Family financial security takes more than a steady paycheck
Work in America is changing. The traditional 9-to-5 day at a single employer isn’t a reality for many workers. Although data are limited on nontraditional workers, available data do show that more employers are using contractors, franchises, and technologies like just-in-time scheduling to meet their labor needs. This can offer workers flexibility or extra income on the side, but it can also create uncertainty about where their next paycheck will come from, how much it will be, and their benefits options. And some workers, even in high-skill occupations, might find their jobs replaced by changing technology.
These new flexible work arrangements have important benefits for both businesses and employees, but our public safety net is often designed around traditional full-time work at a single, primary employer, and growing of number of workers and their families are falling through the cracks.
On April 5, researchers, practitioners, and employers convened at an Urban Institute event to discuss the changing nature of the workforce and strategies for making sure employees find work that is a source of financial security, dignity, and upward mobility. Their main question: How can the future of work support the financial security of all workers?
A broader definition of financial security
Proposals to address the changing nature of work often focus on income, with policymakers exploring whether we should raise the minimum wage or give everyone a universal basic income. But work is about more than wages, and financial security takes more than a steady paycheck.
Financial security involves the ability to manage daily finances, be resilient to economic shocks, and pursue opportunities to advance economically. It also involves the ability to build and protect wealth. But wealth inequality is growing, and debt is burdening many workers. Urban Institute research has found the following trends:
- Young people and families of color who represent the future of the US workforce are facing increased wealth inequality.
- Alternative work arrangements are weakening the connection between high-quality jobs and retirement accounts and health insurance.
- Eighteen percent of Americans have medical debt in collections, and 25 percent of millennials and Gen Xers have past-due medical debt. A lack of health insurance coverage is likely a key driver of medical debt, and young adults have lower rates of health insurance than older adults.

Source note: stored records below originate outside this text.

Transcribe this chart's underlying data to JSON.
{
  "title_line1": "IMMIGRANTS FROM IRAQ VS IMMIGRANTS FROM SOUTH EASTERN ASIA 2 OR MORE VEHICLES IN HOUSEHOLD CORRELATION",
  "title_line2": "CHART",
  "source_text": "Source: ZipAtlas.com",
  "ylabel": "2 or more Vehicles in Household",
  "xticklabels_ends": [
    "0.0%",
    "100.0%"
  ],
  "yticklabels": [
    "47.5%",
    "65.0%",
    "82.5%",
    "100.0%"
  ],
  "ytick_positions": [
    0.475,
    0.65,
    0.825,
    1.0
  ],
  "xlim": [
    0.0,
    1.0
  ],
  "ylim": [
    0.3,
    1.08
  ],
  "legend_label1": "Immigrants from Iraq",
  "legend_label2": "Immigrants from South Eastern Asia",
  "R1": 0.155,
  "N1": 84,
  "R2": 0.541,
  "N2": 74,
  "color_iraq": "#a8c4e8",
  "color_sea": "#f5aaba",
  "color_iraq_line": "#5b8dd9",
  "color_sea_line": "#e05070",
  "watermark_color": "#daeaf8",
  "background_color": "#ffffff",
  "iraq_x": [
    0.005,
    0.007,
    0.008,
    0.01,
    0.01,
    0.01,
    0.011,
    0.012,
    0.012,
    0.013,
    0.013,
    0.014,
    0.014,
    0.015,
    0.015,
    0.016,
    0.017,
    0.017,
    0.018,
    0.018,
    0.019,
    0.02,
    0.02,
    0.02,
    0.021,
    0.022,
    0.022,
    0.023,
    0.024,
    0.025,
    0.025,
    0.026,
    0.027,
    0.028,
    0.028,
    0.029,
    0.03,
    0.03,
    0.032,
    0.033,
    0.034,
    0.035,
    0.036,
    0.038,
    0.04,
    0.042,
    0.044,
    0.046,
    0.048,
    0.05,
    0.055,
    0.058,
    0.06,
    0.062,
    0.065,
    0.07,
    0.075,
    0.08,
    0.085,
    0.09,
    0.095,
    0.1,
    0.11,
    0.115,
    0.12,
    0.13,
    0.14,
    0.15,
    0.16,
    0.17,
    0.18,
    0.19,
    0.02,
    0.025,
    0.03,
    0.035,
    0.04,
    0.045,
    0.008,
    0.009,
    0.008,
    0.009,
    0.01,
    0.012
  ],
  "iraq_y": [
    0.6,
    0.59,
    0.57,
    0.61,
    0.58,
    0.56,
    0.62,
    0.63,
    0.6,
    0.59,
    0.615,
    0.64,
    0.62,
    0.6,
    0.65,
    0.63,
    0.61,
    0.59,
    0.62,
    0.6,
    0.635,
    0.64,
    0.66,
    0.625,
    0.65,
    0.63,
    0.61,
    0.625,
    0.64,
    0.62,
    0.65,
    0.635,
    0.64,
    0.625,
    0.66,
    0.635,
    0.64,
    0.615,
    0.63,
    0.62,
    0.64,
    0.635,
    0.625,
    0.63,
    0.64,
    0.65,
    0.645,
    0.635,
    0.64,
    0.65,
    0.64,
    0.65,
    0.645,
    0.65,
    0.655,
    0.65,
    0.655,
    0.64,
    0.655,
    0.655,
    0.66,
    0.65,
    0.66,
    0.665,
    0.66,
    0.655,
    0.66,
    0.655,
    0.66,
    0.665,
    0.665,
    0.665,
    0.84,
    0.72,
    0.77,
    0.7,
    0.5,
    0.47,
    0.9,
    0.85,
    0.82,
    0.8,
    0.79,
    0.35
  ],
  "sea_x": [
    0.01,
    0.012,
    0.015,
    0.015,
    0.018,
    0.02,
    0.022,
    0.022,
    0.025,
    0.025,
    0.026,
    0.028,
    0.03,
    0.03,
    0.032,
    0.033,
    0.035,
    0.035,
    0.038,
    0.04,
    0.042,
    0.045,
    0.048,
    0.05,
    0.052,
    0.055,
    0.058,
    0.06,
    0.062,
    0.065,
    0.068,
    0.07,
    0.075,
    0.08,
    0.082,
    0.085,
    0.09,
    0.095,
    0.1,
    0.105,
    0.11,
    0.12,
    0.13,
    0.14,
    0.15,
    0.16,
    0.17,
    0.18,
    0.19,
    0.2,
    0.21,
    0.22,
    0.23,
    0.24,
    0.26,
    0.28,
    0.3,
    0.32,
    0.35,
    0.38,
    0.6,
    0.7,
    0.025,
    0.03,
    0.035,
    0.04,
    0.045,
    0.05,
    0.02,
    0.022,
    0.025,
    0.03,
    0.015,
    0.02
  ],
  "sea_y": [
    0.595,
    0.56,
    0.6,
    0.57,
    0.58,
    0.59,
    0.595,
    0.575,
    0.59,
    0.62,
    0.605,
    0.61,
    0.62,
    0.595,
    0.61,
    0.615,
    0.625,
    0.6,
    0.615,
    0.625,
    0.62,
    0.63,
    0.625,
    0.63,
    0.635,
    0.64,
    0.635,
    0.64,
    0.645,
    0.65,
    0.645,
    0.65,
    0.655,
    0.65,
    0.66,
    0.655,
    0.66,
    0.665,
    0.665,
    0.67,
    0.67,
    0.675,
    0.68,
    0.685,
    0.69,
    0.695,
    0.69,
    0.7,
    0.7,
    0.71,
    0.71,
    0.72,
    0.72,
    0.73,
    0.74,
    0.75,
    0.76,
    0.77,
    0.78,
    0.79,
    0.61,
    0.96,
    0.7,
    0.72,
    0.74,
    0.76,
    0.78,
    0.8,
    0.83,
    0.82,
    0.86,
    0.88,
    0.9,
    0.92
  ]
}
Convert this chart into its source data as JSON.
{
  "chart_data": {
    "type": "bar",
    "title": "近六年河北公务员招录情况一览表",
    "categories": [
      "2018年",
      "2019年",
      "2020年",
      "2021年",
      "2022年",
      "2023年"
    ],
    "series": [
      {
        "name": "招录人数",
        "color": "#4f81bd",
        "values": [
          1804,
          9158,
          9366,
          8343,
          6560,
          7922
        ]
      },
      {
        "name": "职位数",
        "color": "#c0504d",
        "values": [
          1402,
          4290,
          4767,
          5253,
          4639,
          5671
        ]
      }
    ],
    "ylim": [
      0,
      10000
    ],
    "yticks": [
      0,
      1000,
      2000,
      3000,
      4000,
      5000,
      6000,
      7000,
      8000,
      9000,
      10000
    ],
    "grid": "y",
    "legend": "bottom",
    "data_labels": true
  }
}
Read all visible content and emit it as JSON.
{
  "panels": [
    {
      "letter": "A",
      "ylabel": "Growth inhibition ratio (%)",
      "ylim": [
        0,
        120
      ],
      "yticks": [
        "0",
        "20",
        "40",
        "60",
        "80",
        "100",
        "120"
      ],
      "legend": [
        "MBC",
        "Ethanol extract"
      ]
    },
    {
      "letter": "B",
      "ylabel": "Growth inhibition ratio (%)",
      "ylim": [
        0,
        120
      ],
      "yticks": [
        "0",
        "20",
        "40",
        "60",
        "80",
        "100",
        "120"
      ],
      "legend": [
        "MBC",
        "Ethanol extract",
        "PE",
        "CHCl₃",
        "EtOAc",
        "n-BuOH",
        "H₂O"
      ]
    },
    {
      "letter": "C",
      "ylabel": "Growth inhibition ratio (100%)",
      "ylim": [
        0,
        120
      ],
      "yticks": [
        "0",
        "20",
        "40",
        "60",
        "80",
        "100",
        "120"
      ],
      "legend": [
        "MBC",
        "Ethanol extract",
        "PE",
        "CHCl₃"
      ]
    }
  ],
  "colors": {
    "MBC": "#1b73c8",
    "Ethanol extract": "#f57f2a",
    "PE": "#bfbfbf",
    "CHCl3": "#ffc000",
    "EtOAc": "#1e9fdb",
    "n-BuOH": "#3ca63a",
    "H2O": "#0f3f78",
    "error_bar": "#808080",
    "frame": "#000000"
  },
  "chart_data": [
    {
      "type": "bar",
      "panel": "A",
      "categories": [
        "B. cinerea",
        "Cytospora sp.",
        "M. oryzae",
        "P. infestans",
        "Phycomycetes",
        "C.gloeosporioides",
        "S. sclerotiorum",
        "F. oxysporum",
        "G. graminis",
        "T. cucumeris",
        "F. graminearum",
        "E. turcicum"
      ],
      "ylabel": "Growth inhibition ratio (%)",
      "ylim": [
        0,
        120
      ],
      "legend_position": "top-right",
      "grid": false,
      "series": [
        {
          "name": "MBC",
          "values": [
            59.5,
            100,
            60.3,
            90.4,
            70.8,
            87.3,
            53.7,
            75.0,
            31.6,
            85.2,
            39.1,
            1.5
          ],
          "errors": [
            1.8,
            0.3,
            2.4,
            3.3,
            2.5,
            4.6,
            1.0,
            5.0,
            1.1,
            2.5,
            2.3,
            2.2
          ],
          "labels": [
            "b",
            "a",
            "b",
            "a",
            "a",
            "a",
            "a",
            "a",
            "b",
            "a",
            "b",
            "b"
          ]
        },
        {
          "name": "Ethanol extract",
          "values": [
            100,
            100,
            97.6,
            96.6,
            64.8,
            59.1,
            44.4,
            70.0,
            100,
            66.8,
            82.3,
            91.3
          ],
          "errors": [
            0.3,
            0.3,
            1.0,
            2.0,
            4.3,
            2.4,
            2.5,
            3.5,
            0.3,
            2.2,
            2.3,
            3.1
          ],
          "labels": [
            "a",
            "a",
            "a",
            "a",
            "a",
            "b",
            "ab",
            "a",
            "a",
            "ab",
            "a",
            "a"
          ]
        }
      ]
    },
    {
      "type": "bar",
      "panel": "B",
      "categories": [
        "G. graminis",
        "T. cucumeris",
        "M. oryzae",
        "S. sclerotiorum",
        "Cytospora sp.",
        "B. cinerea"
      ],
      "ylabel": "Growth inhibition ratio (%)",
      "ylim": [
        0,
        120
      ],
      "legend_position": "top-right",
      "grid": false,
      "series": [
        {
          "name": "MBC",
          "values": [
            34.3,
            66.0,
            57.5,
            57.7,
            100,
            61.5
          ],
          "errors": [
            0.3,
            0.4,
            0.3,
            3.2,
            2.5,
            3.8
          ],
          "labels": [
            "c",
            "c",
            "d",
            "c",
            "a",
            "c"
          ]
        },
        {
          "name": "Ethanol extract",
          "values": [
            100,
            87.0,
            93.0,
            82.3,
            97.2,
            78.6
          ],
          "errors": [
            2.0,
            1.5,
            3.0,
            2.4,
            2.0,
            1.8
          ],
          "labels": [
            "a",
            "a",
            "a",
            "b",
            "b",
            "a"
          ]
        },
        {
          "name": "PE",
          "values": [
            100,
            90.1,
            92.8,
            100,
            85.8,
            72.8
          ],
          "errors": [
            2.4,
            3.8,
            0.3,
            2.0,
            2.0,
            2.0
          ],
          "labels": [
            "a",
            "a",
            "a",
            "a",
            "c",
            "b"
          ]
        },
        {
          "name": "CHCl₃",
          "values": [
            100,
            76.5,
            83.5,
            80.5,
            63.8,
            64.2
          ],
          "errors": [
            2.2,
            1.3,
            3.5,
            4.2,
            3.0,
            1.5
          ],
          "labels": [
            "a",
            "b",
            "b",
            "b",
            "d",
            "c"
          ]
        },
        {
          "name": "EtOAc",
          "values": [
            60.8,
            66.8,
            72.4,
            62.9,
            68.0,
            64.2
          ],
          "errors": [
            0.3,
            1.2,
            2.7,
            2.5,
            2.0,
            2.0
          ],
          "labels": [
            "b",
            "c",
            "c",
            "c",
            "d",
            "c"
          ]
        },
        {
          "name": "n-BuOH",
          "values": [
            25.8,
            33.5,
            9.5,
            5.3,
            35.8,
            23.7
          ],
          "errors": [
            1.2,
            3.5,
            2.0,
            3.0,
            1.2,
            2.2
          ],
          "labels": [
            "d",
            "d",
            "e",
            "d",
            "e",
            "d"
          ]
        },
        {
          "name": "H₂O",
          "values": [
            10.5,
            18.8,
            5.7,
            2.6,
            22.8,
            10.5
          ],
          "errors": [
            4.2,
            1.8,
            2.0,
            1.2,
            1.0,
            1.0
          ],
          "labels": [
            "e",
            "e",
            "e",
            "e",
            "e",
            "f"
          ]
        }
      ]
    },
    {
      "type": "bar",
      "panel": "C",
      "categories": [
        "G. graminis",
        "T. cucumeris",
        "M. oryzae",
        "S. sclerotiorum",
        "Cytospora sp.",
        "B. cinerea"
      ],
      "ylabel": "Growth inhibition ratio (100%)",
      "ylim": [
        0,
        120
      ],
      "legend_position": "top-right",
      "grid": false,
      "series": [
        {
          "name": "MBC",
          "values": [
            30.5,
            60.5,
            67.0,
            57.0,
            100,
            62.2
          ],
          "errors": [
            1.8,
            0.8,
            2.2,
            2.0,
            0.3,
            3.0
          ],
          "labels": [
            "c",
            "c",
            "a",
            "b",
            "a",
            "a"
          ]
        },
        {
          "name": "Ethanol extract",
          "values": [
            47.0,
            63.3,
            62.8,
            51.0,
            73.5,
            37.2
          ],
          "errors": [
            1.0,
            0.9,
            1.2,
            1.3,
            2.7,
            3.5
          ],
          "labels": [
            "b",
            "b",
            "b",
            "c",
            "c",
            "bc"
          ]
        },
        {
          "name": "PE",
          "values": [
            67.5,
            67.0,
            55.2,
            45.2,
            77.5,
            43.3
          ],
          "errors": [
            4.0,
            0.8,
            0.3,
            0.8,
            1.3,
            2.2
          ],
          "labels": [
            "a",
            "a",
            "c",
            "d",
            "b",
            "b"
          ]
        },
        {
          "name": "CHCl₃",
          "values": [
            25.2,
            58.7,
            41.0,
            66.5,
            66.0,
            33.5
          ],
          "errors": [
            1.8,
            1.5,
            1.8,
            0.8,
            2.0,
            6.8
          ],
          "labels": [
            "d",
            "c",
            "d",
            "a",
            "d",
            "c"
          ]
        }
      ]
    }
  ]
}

How lawmakers, employers, and nonprofits can help workers become more financially secure
Businesses, policymakers, and nonprofits can take steps to ensure employees reach stable financial ground:
Help families build up emergency savings. Our research has found that families with as little as $250 to $749 in savings are less likely to be evicted, miss a housing or utility payment, or receive public benefits after a job loss, health issue, or large income drop. Before workers can be good homeowners and retirement savers, they need a cushion for emergencies. Employers, nonprofits, and the government can offer incentivized and automated savings, such as an automatic transfer into a savings account, either through direct deposit into a bank account or a savings wallet on a low-fee payroll card. As an alternative to expensive payday loans and auto title loans, employers, nonprofits, or government can offer low-cost emergency credit.
Make work-related benefits universal and portable. Policymakers could change regulations to allow benefits to travel with workers when they move between jobs. Policies could also allow platform companies like Uber and Lyft to offer benefits like health insurance to contractors and provide incentives for more employers to offer paid sick leave and time off for caregiving.
Another option is to separate benefits from employers, allowing workers to obtain benefits from structured marketplaces or public plans where employers need to allow payroll deductions. States such as New York and Oregon are moving forward with automated retirement savings plans for private-sector workers without access to employer plans. This ensures workers can save for retirement and relieves small businesses of the costs of setting up and managing 401(k)-type plans. Some employers, meanwhile, will still offer additional retirement benefits to attract talent.
Reform the safety net and related protections. In some cases, the government can relieve employers of the burden of providing benefits by expanding public benefits like health insurance. This would allow employers to focus more on core business needs and allow workers to move between jobs or take entrepreneurial risks without losing important protections. Expanding the earned income tax credit for workers without qualifying children and widening the age range for eligibility would also help families be more financially stable. For families with children, access to high-quality affordable child care during nontraditional hours can help workers with long or irregular schedules.
Create avenues for workers to upskill and advance their careers throughout all stages of life. Technology and work will continue to change, and workers will need to continually renew their skill sets. Apprenticeships allow workers to earn while they learn and avoid starting their career in debt. Career pathways through on-the-job training can also ensure workers are prepared for changes in their work roles. And higher education finance that makes sense can ensure workers aren’t saddled with debt midcareer.